Competitive populism in the form of farm loan waivers and other schemes ahead of the general polls would inflate cumulative fiscal deficit of states, a report by India Ratings and Research (Ind-Ra) has pointed out.
In its report, the Fitch group company has maintained a stable outlook on the finances of Indian states for 2019-20.
The agency expects the aggregate fiscal deficit of states to come in higher at 3.2 per cent in 2019-20 than its forecast of 2.8 per cent in the 2018-19 Mid-Year Outlook.
"Although this is higher than the fiscally prudent level of 3 per cent of the gross domestic product (GDP), Ind-Ra believes this will not pose a significant upside risk to states' aggregate debt burden in 2019-20," the report said.
Ind-Ra expects states' revenue account on aggregate to clock a deficit of 0.5 per cent of GDP in 2019-20 due to a higher growth in revenue expenditure than in revenue receipts.
"The competitive populism, in the nature of farm loan waivers and other financial support schemes, would take centre stage in the run-up to next general elections in May 2019.
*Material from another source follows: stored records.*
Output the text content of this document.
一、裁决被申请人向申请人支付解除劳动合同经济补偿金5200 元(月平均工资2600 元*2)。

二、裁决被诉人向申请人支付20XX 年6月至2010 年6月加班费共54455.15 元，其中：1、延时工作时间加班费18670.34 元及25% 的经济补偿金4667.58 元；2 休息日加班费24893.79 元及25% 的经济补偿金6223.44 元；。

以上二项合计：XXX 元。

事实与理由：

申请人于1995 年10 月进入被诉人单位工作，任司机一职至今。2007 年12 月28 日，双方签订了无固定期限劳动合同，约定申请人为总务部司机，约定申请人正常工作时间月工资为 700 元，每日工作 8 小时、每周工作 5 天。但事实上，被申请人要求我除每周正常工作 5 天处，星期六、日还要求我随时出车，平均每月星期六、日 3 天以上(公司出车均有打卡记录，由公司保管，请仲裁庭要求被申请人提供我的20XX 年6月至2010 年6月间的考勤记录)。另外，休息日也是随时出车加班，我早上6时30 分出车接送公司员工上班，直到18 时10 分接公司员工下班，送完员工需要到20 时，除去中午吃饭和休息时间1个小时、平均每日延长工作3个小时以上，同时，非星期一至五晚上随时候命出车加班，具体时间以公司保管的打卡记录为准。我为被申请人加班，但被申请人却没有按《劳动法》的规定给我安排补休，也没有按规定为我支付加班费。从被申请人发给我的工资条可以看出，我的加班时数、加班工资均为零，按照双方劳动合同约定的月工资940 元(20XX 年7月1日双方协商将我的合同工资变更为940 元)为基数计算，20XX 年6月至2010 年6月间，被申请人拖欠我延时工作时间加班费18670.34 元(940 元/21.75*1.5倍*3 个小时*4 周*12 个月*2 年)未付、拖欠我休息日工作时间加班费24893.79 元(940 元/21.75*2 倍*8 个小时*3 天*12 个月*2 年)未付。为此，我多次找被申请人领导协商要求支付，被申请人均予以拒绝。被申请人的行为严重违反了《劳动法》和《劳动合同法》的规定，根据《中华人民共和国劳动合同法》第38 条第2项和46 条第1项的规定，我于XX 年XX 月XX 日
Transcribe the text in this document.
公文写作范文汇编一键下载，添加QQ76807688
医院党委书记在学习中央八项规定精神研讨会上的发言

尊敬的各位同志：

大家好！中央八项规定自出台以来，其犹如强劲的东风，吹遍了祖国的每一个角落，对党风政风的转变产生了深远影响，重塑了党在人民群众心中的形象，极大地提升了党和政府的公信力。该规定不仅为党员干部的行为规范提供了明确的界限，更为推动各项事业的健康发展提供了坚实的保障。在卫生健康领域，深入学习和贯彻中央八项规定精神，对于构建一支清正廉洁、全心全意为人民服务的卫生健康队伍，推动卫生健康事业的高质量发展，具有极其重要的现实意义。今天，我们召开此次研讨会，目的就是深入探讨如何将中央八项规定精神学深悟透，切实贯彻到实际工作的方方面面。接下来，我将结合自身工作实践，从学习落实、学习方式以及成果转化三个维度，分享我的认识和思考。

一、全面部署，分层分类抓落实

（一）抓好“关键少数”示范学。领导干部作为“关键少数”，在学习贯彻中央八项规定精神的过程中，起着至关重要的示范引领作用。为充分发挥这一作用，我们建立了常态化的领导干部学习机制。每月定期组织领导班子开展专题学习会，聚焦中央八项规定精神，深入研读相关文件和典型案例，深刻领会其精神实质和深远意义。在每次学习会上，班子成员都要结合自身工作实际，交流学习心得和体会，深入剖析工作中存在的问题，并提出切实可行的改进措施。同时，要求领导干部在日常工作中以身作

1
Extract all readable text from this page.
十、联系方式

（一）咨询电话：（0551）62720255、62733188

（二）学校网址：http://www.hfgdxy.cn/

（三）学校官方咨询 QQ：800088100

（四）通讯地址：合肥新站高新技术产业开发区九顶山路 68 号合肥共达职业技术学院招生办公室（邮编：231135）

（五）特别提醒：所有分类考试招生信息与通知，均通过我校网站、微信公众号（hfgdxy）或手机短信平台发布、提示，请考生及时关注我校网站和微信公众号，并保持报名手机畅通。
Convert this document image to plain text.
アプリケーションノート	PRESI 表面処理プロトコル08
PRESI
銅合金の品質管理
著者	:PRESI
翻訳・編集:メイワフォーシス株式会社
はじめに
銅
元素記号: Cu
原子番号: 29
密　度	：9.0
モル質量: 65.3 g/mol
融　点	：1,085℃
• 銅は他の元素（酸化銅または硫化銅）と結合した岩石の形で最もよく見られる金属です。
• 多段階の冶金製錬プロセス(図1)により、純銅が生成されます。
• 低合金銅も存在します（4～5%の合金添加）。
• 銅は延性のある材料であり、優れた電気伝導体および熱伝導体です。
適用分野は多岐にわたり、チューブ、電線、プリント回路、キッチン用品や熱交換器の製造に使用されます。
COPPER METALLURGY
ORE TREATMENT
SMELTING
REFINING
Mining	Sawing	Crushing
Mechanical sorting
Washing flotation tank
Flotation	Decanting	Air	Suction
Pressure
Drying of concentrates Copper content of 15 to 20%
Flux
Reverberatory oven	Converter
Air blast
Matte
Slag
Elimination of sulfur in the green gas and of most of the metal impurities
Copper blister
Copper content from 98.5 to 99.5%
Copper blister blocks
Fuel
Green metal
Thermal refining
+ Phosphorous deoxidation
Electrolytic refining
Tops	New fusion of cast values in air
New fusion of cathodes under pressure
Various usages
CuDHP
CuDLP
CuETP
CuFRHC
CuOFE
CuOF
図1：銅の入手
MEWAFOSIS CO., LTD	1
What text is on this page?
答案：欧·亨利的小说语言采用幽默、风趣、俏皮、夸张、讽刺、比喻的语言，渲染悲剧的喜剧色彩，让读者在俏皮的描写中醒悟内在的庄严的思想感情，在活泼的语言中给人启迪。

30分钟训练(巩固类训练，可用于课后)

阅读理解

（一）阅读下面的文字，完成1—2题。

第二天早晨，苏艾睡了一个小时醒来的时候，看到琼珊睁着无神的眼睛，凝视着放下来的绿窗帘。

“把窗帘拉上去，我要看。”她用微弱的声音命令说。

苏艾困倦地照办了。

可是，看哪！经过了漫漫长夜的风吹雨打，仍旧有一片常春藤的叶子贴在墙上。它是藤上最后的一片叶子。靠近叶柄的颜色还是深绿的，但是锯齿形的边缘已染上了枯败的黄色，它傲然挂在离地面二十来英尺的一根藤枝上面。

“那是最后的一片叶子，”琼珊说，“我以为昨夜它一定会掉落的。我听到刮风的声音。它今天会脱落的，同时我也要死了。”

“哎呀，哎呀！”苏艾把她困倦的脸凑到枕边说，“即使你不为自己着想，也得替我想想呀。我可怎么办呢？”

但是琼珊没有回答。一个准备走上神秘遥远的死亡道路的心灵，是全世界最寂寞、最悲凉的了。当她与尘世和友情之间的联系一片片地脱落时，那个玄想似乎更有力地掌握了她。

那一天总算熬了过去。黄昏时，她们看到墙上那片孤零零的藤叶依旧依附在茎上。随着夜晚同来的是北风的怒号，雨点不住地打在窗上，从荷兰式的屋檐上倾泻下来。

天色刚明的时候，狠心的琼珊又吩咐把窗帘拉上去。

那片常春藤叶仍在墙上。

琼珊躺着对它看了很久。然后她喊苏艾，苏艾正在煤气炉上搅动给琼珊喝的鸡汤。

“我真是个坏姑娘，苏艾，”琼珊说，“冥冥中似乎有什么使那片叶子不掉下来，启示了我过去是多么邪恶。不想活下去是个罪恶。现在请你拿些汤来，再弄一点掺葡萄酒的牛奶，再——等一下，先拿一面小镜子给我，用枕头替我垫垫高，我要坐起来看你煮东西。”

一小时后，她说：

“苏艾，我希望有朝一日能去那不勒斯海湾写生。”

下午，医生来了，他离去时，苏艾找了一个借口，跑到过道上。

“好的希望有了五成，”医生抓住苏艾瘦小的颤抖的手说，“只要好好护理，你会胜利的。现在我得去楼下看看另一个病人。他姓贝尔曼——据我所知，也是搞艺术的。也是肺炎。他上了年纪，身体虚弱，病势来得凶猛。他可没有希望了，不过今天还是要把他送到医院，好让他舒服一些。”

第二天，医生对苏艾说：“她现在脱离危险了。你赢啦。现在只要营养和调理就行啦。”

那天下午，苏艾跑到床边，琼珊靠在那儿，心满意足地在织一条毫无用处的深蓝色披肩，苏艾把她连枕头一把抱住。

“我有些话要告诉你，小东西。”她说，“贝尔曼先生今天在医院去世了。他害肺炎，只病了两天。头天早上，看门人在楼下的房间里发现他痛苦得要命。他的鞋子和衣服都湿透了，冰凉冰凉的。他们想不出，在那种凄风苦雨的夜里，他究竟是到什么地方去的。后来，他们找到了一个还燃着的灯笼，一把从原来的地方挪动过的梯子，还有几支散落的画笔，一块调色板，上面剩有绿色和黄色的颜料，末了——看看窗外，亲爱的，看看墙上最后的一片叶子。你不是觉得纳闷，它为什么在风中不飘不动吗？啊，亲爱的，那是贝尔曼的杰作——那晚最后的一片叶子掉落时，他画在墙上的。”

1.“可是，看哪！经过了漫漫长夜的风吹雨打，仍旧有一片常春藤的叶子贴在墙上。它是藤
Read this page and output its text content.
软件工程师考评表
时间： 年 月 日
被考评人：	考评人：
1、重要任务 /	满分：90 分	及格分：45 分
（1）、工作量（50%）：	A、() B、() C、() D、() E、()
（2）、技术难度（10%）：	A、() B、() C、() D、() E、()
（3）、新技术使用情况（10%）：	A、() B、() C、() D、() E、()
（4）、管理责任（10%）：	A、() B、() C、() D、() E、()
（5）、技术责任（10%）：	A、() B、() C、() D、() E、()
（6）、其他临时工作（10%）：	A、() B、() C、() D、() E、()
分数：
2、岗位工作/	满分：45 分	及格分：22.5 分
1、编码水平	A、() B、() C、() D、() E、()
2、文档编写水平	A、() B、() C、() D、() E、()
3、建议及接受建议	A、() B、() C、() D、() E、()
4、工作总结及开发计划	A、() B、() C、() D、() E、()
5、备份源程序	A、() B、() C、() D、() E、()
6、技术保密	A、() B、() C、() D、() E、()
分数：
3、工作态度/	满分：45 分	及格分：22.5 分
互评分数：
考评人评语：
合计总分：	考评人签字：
"A larger impact is expected on fiscal and revenue deficit to gross state domestic product ratios for Madhya Pradesh, Kerala and Rajasthan, among non-special category states, in 2019-20," the report said.
The report said the announcement of farm loan waivers by the governments of Madhya Pradesh, Chhattisgarh, Assam and Rajasthan in December 2018 extends the list of states that have resorted to this mechanism to address farmers' distress.
Additionally, Odisha and Jharkhand announced schemes to provide financial assistance to small and marginal farmers along the lines of the Rythu Bandhu Scheme implemented in Telangana, it said.
Ind-Ra estimates the gross market borrowings of states to be Rs 5.7 trillion (lakh crore) in 2019-20.
The aggregate gross market borrowings by states would be in the range of Rs 5.01 trillion-Rs 5.13 trillion in 2018-19, higher than the states' budgeted gross market borrowings of Rs 4.4 trillion for 2018-19.